Randomness is critical to securing current security solutions as well as protecting systems from the future threat of quantum attacks. These attacks will further weaken deterministic methods of random number generation, as well as methods that are not verifiably random and from a quantum source.

Today's systems are protected by encryption standards such as RSA and AES. Their resilience is based on the inability to "break" a long string from a random number generator (RNG). Today's RNGs, however, lack true, verifiable randomness; the numbers being generated aren't as unpredictable as thought, and, as a result, such RNGs have been the point of failure in a growing number of cyber attacks. To add to this, the potential threat of quantum attacks is now raising the stakes further, incentivising criminals to steal encrypted data passing over the internet, with a view to decrypting it later using quantum computers. So-called "hack now, decrypt later" attacks.

Quantum Origin is a cloud-hosted platform that protects against these current and future threats.

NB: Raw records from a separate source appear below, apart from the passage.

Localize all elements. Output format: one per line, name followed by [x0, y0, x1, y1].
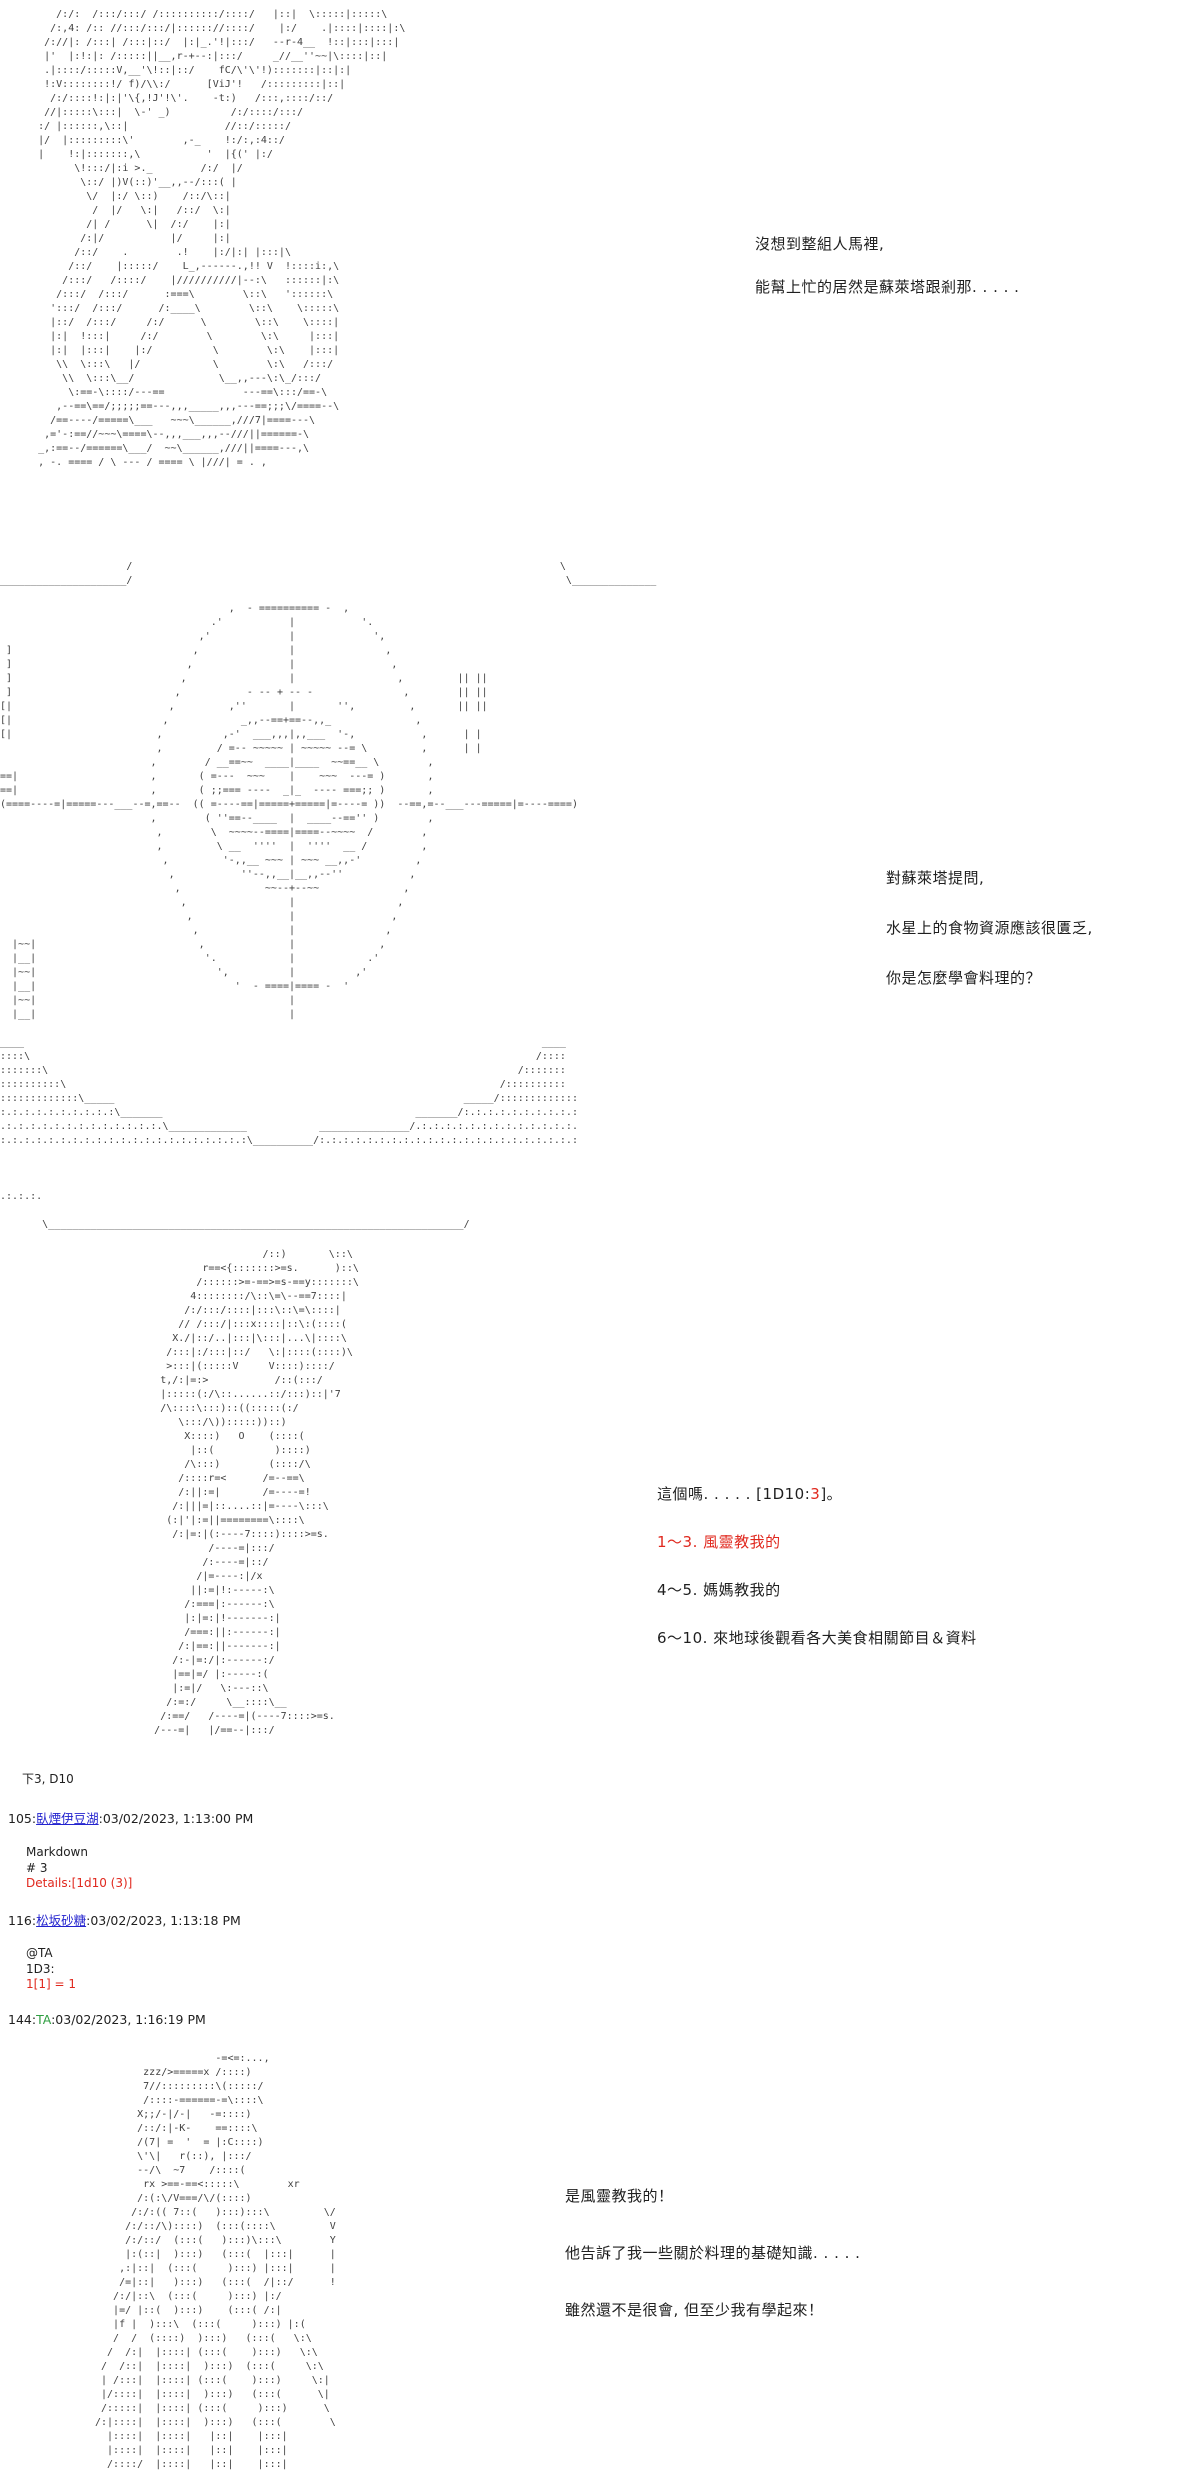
- post-body-105: Markdown # 3 Details:[1d10 (3)]: [26, 1845, 132, 1892]
- ascii-art-suletta-answer: /::) \::\ r==<{:::::::>=s. )::\ /::::::>…: [100, 1248, 359, 1738]
- dice-option-1-selected: 1～3. 風靈教我的: [657, 1534, 977, 1551]
- dialogue-reply-line-2: 他告訴了我一些關於料理的基礎知識. . . . .: [565, 2245, 860, 2262]
- dialogue-reply-line-3: 雖然還不是很會, 但至少我有學起來！: [565, 2302, 860, 2319]
- dice-option-2: 4～5. 媽媽教我的: [657, 1582, 977, 1599]
- dialogue-narrator: 沒想到整組人馬裡, 能幫上忙的居然是蘇萊塔跟剎那. . . . .: [755, 236, 1019, 322]
- dice-option-3: 6～10. 來地球後觀看各大美食相關節目＆資料: [657, 1630, 977, 1647]
- post-header-105: 105:臥煙伊豆湖:03/02/2023, 1:13:00 PM: [8, 1808, 253, 1827]
- dice-roll-intro-prefix: 這個嗎. . . . . [1D10:: [657, 1485, 810, 1503]
- post-105-line-details: Details:[1d10 (3)]: [26, 1876, 132, 1892]
- dialogue-reply-line-1: 是風靈教我的！: [565, 2188, 860, 2205]
- post-116-number: 116:: [8, 1913, 36, 1928]
- thread-page: { "colors": { "background": "#ffffff", "…: [0, 0, 1200, 2473]
- post-105-number: 105:: [8, 1811, 36, 1826]
- dice-roll-intro: 這個嗎. . . . . [1D10:3]。: [657, 1486, 977, 1503]
- dice-note: 下3, D10: [22, 1770, 74, 1787]
- post-144-timestamp: 03/02/2023, 1:16:19 PM: [55, 2012, 205, 2027]
- post-body-116: @TA 1D3: 1[1] = 1: [26, 1946, 76, 1993]
- dialogue-question-line-3: 你是怎麼學會料理的？: [886, 970, 1093, 987]
- dice-roll-value: 3: [810, 1485, 820, 1503]
- post-header-116: 116:松坂砂糖:03/02/2023, 1:13:18 PM: [8, 1910, 241, 1929]
- post-116-timestamp: 03/02/2023, 1:13:18 PM: [90, 1913, 240, 1928]
- post-105-line-markdown: Markdown: [26, 1845, 132, 1861]
- dialogue-narrator-line-1: 沒想到整組人馬裡,: [755, 236, 1019, 253]
- ascii-art-suletta-talking: -=<=:..., zzz/>=====x /::::) 7//::::::::…: [95, 2052, 336, 2472]
- post-116-line-dice: 1D3:: [26, 1962, 76, 1978]
- dialogue-question-line-2: 水星上的食物資源應該很匱乏,: [886, 920, 1093, 937]
- post-105-timestamp: 03/02/2023, 1:13:00 PM: [103, 1811, 253, 1826]
- post-105-author-link[interactable]: 臥煙伊豆湖: [36, 1811, 99, 1826]
- dialogue-question: 對蘇萊塔提問, 水星上的食物資源應該很匱乏, 你是怎麼學會料理的？: [886, 870, 1093, 1020]
- post-144-author-system: TA: [36, 2012, 51, 2027]
- ascii-art-narrator-character: /:/: /:::/:::/ /::::::::::/::::/ |::| \:…: [8, 8, 405, 470]
- dialogue-dice-roll: 這個嗎. . . . . [1D10:3]。 1～3. 風靈教我的 4～5. 媽…: [657, 1486, 977, 1678]
- post-116-line-mention: @TA: [26, 1946, 76, 1962]
- dialogue-suletta-reply: 是風靈教我的！ 他告訴了我一些關於料理的基礎知識. . . . . 雖然還不是很…: [565, 2188, 860, 2359]
- ascii-art-mercury-planet: / \ _____________________/ \____________…: [0, 560, 656, 1232]
- post-105-line-result: # 3: [26, 1861, 132, 1877]
- dialogue-question-line-1: 對蘇萊塔提問,: [886, 870, 1093, 887]
- dialogue-narrator-line-2: 能幫上忙的居然是蘇萊塔跟剎那. . . . .: [755, 279, 1019, 296]
- post-144-number: 144:: [8, 2012, 36, 2027]
- post-header-144: 144:TA:03/02/2023, 1:16:19 PM: [8, 2012, 206, 2027]
- dice-roll-intro-suffix: ]。: [820, 1485, 842, 1503]
- post-116-line-result: 1[1] = 1: [26, 1977, 76, 1993]
- post-116-author-link[interactable]: 松坂砂糖: [36, 1913, 86, 1928]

It uses the unpredictable nature of quantum mechanics to generate cryptographic keys seeded with verifiable quantum randomness from Quantinuum's H-Series quantum computers, Powered by Honeywell. It supports traditional algorithms, such as RSA or AES, as well as post-quantum cryptography algorithms currently being standardised by the National Institute for Standards and Technology (NIST).

"We have been working for a number of years now on a method to efficiently and effectively use the unique features of quantum computers in order to provide our customers with a defence against adversaries and criminals now and in the future once quantum computers are prevalent," said Ilyas Khan, CEO of Quantinuum and Founder of Cambridge Quantum. He added "Quantum Origin gives us the ability to be safe from the most sophisticated and powerful threats today as well as threats from quantum computers in the future."

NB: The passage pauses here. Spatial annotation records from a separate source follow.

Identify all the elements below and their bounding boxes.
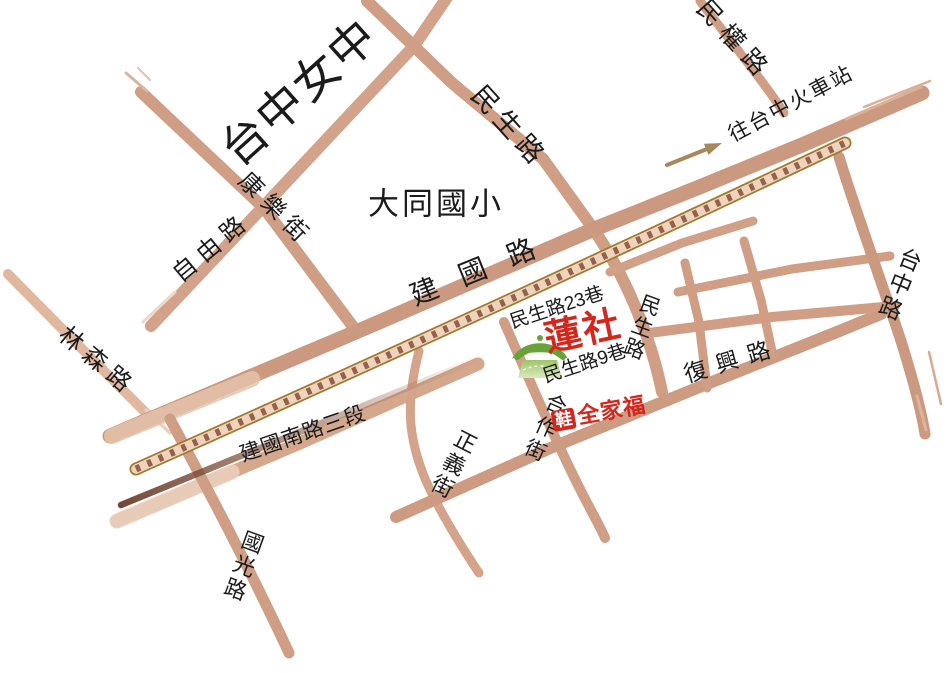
shoe-store-badge: 鞋 xyxy=(550,407,576,432)
taichung-hand-drawn-map: 台中女中 大同國小 建國路 民生路 民權路 往台中火車站 自由路 康樂街 林森路… xyxy=(0,0,952,673)
label-datong-elementary: 大同國小 xyxy=(368,189,504,220)
road-kangle-mark2 xyxy=(138,68,150,80)
road-taichung-fray1 xyxy=(929,352,941,404)
station-arrow-shaft xyxy=(667,149,707,165)
station-arrow-head-icon xyxy=(704,143,722,155)
road-h1 xyxy=(678,256,890,292)
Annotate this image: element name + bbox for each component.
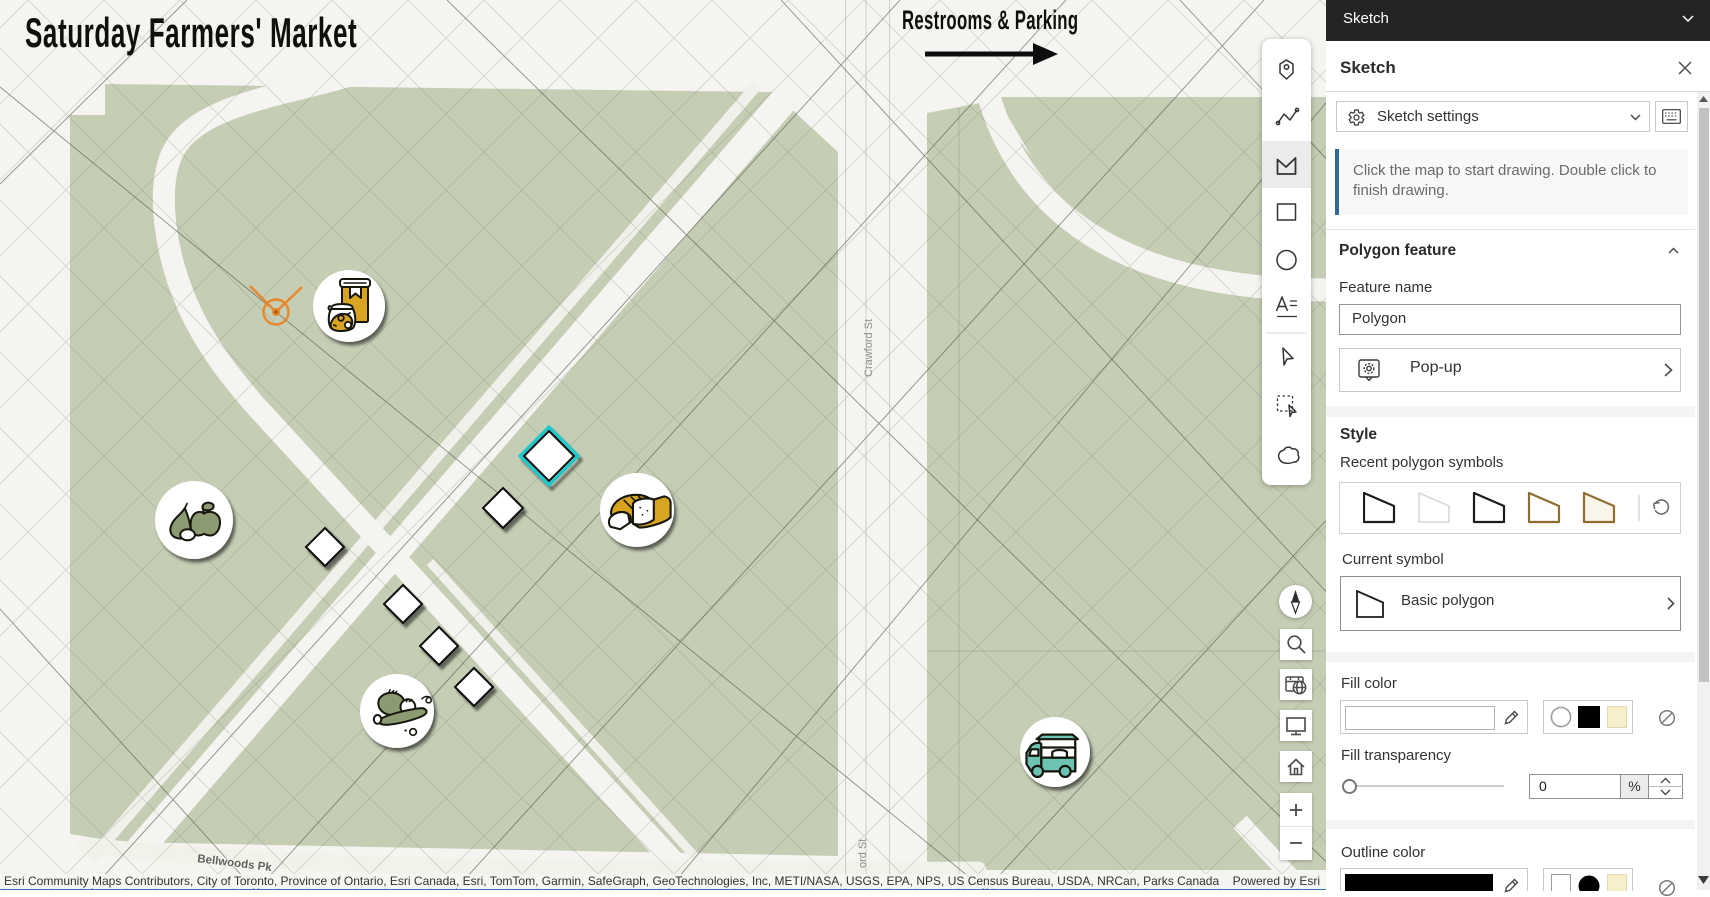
svg-text:Crawford St: Crawford St [863,319,875,377]
svg-text:Saturday Farmers' Market: Saturday Farmers' Market [25,10,357,57]
svg-text:Restrooms & Parking: Restrooms & Parking [902,5,1078,35]
svg-text:ord St: ord St [857,839,869,868]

Duncan Jones, head of cybersecurity at Cambridge Quantum, said: "When we talk about protecting systems using quantum-powered technologies, we're not just talking about protecting them from future threats. From large-scale takedowns of organisations, to nation state hackers and the worrying potential of 'hack now, decrypt later' attacks, the threats are very real today, and very much here to stay. Responsible enterprises need to deploy every defense possible to ensure maximum protection at the encryption level today and tomorrow."

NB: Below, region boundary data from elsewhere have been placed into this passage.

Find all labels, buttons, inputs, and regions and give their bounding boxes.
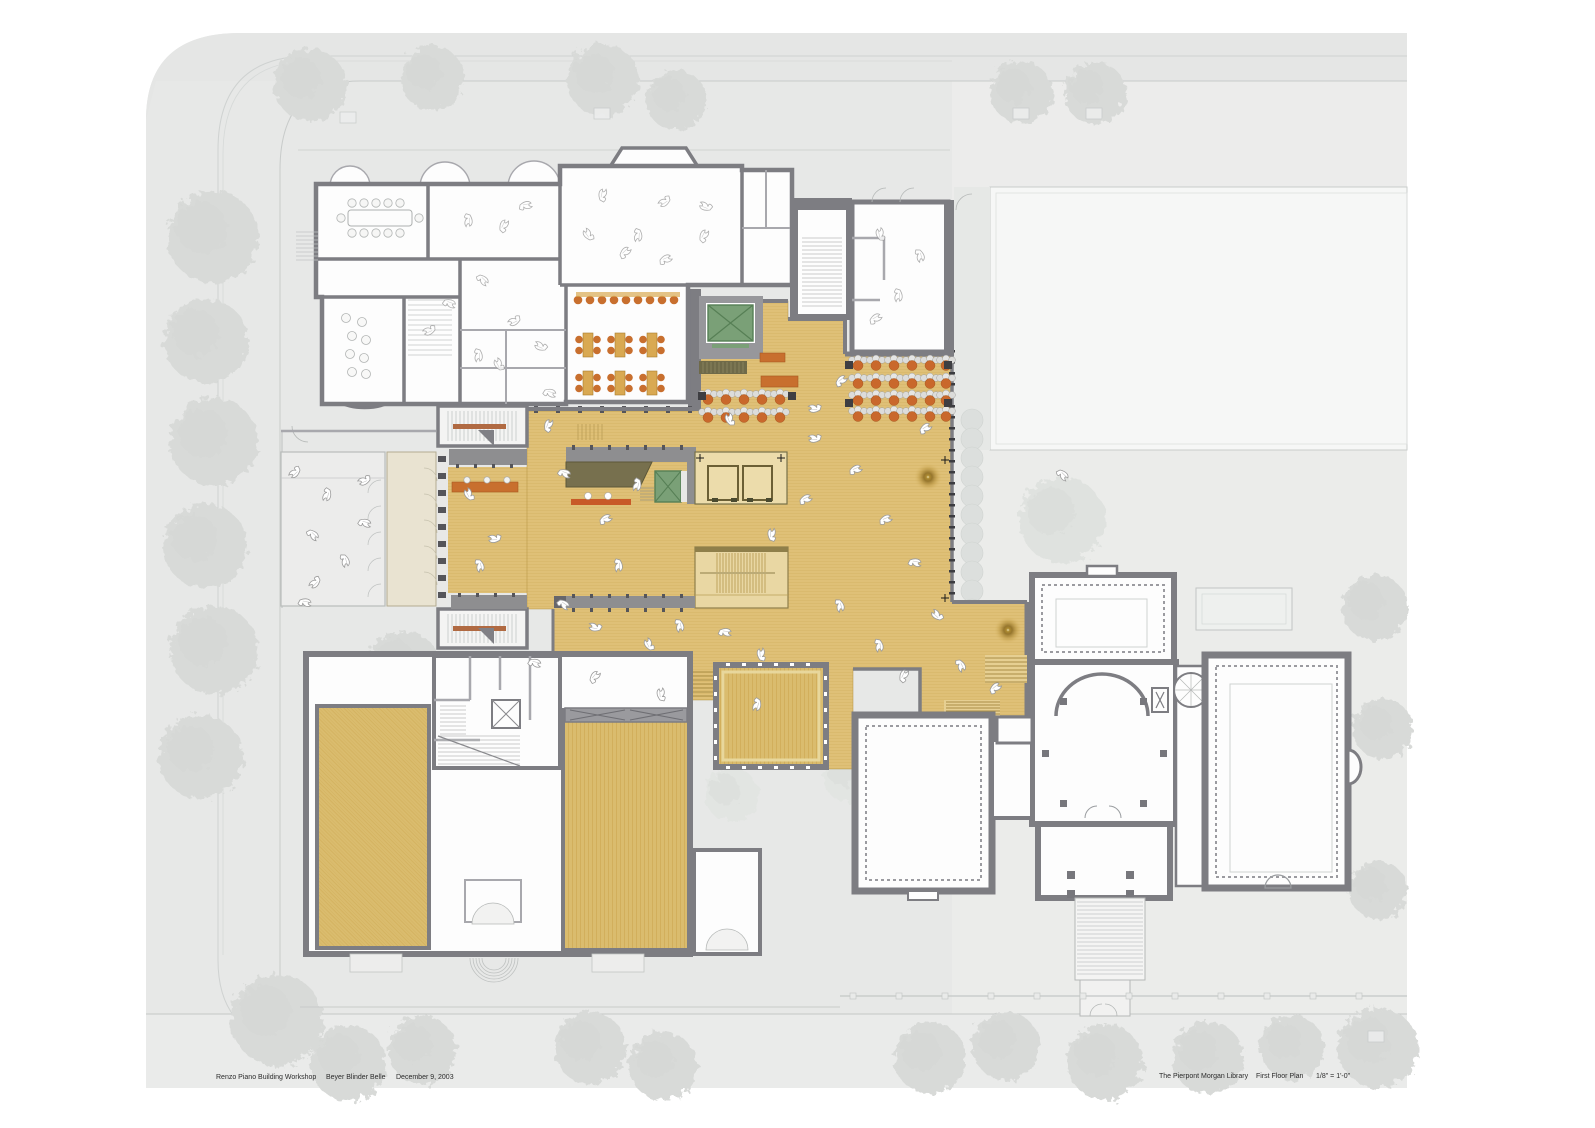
svg-text:Renzo Piano Building Workshop: Renzo Piano Building Workshop	[216, 1074, 316, 1081]
svg-text:December 9, 2003: December 9, 2003	[396, 1074, 454, 1081]
svg-text:Beyer Blinder Belle: Beyer Blinder Belle	[326, 1074, 386, 1081]
svg-text:The Pierpont Morgan Library: The Pierpont Morgan Library	[1159, 1073, 1249, 1080]
svg-text:First Floor Plan: First Floor Plan	[1256, 1073, 1304, 1080]
svg-text:1/8" = 1'-0": 1/8" = 1'-0"	[1316, 1073, 1351, 1080]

With Quantum Origin, when an organisation requires quantum-enhanced keys to be generated, it can now make a call via an API. Quantum Origin generates the keys before encrypting them with a transport key and securely relaying them back to the organisation. To give organisations a high-level of assurance that their encryption keys are as unpredictable as possible, Quantum Origin tests the entire output from the quantum computers, ensuring that each key is seeded from verifiable quantum randomness.

These keys are then simple and easy to integrate within customers' existing systems because they're provided in a format that can be consumed by traditional cybersecurity systems and hardware. This end-to-end approach ensures key generation is on-demand and is capable of scaling with use, all while remaining secure.

Quantum Origin keys should be used in any scenario where there is a need for strong cybersecurity. At launch, CQ will offer Quantum Origin to financial services companies and vendors of cybersecurity products before expanding into other high priority sectors, such as telecommunications, energy, manufacturing, defence and government.